I now consider myself about 95% over DP/DR. My heart is always racing now, Where before i couldn't get excited if someone put a gun to my head, or if a playboy model sat on my lap. Nothing would have made my heart race.

My sleep is still not right, but its getting better. I think i have more than just DP, i have a lot of stress all of a sudden. I think stress contributed to being depersonalized. Well, i guess the ruminations in my mind left the same time the stress came raging back.

But now, i can feel excited, i can run around and have fun and laugh. I don't feel as confused as i did a month or two ago, things are slowly making more sense.

I can almost feel the fire in my eyes i had before creeping back, and sometimes i have moments where i feel 100%, although my libido is still bad, most likely because I'm still dealing with a lot of stress.
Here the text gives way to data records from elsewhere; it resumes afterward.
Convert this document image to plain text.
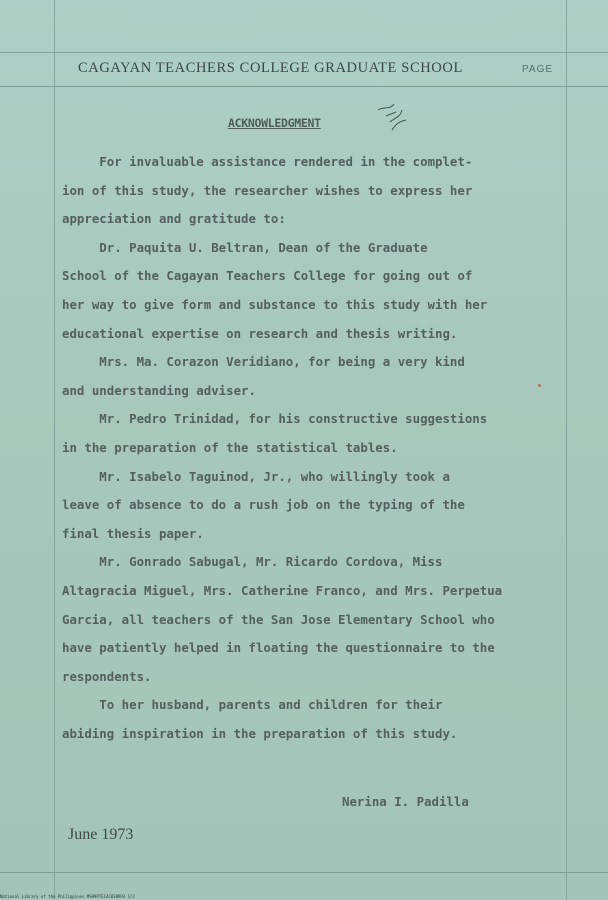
CAGAYAN TEACHERS COLLEGE GRADUATE SCHOOL	PAGE
ACKNOWLEDGMENT
For invaluable assistance rendered in the complet-
ion of this study, the researcher wishes to express her
appreciation and gratitude to:
Dr. Paquita U. Beltran, Dean of the Graduate
School of the Cagayan Teachers College for going out of
her way to give form and substance to this study with her
educational expertise on research and thesis writing.
Mrs. Ma. Corazon Veridiano, for being a very kind
and understanding adviser.
Mr. Pedro Trinidad, for his constructive suggestions
in the preparation of the statistical tables.
Mr. Isabelo Taguinod, Jr., who willingly took a
leave of absence to do a rush job on the typing of the
final thesis paper.
Mr. Gonrado Sabugal, Mr. Ricardo Cordova, Miss
Altagracia Miguel, Mrs. Catherine Franco, and Mrs. Perpetua
Garcia, all teachers of the San Jose Elementary School who
have patiently helped in floating the questionnaire to the
respondents.
To her husband, parents and children for their
abiding inspiration in the preparation of this study.
Nerina I. Padilla
June 1973
National Library of the Philippines MS09PTE14C038993 1/2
I bought a really expensive car 6 months ago and have a huge car payment after losing a really good job, and my finances are kind-of screwed up, my family doesn't really communicate with me anymore, so i think if i get my life back my remaining depression and stress will lift, insomnia will vanish and my libido will come back.
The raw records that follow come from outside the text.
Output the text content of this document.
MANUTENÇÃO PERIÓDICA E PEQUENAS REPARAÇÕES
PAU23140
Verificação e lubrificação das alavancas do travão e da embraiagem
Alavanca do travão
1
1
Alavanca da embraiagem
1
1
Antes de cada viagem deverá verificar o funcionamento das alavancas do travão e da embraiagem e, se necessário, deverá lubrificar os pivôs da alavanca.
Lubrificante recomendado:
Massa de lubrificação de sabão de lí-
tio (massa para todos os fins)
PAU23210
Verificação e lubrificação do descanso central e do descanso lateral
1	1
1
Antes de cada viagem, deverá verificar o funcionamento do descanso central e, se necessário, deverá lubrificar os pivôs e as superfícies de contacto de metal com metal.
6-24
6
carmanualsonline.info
DP/DR was terrible, i honestly don't remember what it feels like right now, its as if i was in an altered state of mind, where nothing made much sense. But the key is, its brought on by Stress! Be it from anxiety, or a combination of depression and stress. For me its almost completely gone.

Also, i began Juicing(vegetable juice) about a month ago, I'm not sure if i can contribute my progress because of that, or meditation. I only meditated a few weeks but i can now focus on my breath whenever i feel stressed and the stress vanishes pretty quickly. I hope everyone feels better!